I liked her house and wanted to be there not only because of her but because the houses in the suburbs I knew were old: the furniture was ancient, from before the war. It was heavy brown stuff, from which, as a child, I would scrape brown varnish with my fingernails. My maternal grandfather, who left his house to Mum, had owned a secondhand furniture shop, or junk shop as Miriam and I called it, from which we had filled our house. There were fireguards, clocks that ticked and chimed, ruched curtains, picture rails and pelmets, chamber pots and narrow beds, over which Mother had begun to overlay, after she met Dad, dozens of Eastern pictures, swirly cloth and lacquered objects.

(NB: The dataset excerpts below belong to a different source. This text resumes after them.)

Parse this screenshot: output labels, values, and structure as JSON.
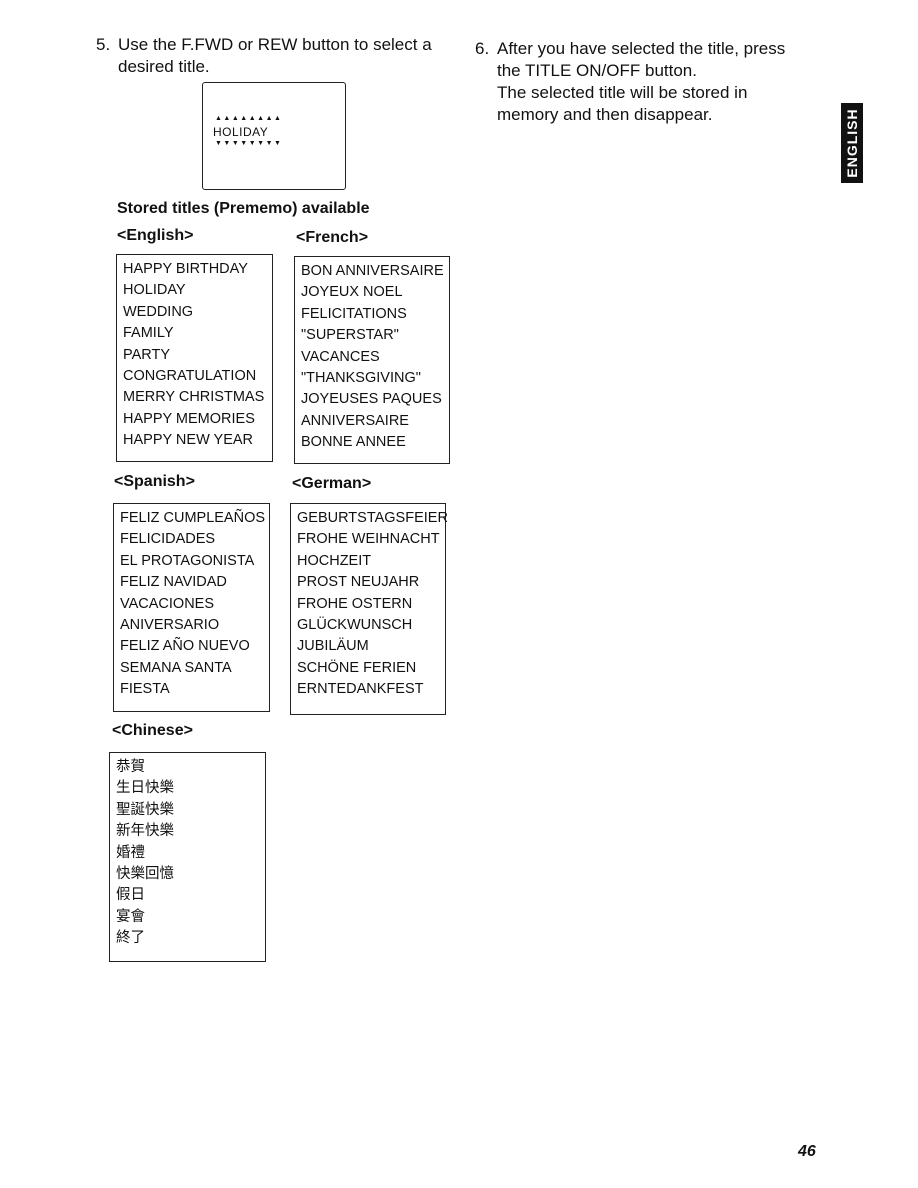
{
  "step5": {
    "number": "5.",
    "line1": "Use the F.FWD or REW button to select a",
    "line2": "desired title."
  },
  "display": {
    "text": "HOLIDAY",
    "markers_top": "▲▲▲▲▲▲▲▲",
    "markers_bottom": "▼▼▼▼▼▼▼▼"
  },
  "stored_heading": "Stored titles (Prememo) available",
  "lists": {
    "english": {
      "heading": "<English>",
      "items": [
        "HAPPY BIRTHDAY",
        "HOLIDAY",
        "WEDDING",
        "FAMILY",
        "PARTY",
        "CONGRATULATION",
        "MERRY CHRISTMAS",
        "HAPPY MEMORIES",
        "HAPPY NEW YEAR"
      ]
    },
    "french": {
      "heading": "<French>",
      "items": [
        "BON ANNIVERSAIRE",
        "JOYEUX NOEL",
        "FELICITATIONS",
        "\"SUPERSTAR\"",
        "VACANCES",
        "\"THANKSGIVING\"",
        "JOYEUSES PAQUES",
        "ANNIVERSAIRE",
        "BONNE ANNEE"
      ]
    },
    "spanish": {
      "heading": "<Spanish>",
      "items": [
        "FELIZ CUMPLEAÑOS",
        "FELICIDADES",
        "EL PROTAGONISTA",
        "FELIZ NAVIDAD",
        "VACACIONES",
        "ANIVERSARIO",
        "FELIZ AÑO NUEVO",
        "SEMANA SANTA",
        "FIESTA"
      ]
    },
    "german": {
      "heading": "<German>",
      "items": [
        "GEBURTSTAGSFEIER",
        "FROHE WEIHNACHT",
        "HOCHZEIT",
        "PROST NEUJAHR",
        "FROHE OSTERN",
        "GLÜCKWUNSCH",
        "JUBILÄUM",
        "SCHÖNE FERIEN",
        "ERNTEDANKFEST"
      ]
    },
    "chinese": {
      "heading": "<Chinese>",
      "items": [
        "恭賀",
        "生日快樂",
        "聖誕快樂",
        "新年快樂",
        "婚禮",
        "快樂回憶",
        "假日",
        "宴會",
        "終了"
      ]
    }
  },
  "step6": {
    "number": "6.",
    "line1": "After you have selected the title, press",
    "line2": "the TITLE ON/OFF button.",
    "line3": "The selected title will be stored in",
    "line4": "memory and then disappear."
  },
  "side_tab": "ENGLISH",
  "page_number": "46"
}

As a child and young man, I was left often in the care of my grandfather, who wore, apart from a hat, which was conventional then, long white underwear, a tie, voluminous trousers held up by braces and huge boots, which he cut into with razor blades to give his corns “space.” He never tried to think of what I might be entertained by but just took me along with him. When he had the shops, I’d play there all day, jamming screwdrivers into clocks. Later, I got to spend a lot of lunchtimes sitting with him in the pub—his club and office—as he “studied form” in the newspaper, drank Guinness, smoked roll-ups and ate steak-and-kidney pie, usually at the same time.

For entertainment I would be handed the
Daily Express
or
The People
. My newspaper addiction has never diminished. But that wasn’t all: we would go to Epsom for the races, to Catford for the dogs and to Brighton by “charabanc” to see someone about a pigeon. On Saturdays we visited football grounds in the vicinity. The nearest was Crystal Palace, but Mill-wall—“The Den”—was the most feared. As we walked about the neighbourhood, Grandad pointed out bombsites where his former school friends had been killed, and bomb shelters where he’d hidden with Mum as a child.

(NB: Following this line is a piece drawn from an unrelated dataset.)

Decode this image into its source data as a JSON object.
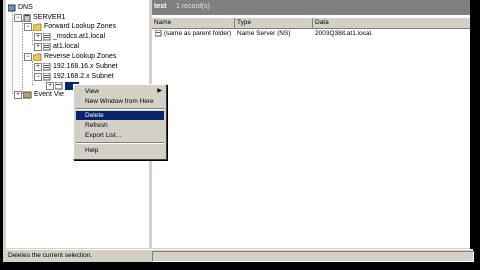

Pubs, for me, particularly if they had a piano player, always had a Dickensian exaggeration: overdressed, perfumed landladies pinching your cheek and giving you crisps and lemonade; red-faced men in ties in the “private” bars, and always a frisson between Grandad and some waiting woman, a subtle acknowledgement of available pleasure that made me wonder when it might be my turn.

You might consider my later penchant for the low life an affectation, but most days I’ve popped into some pub or other, hoping to find the characters from my childhood, the original white working class of London.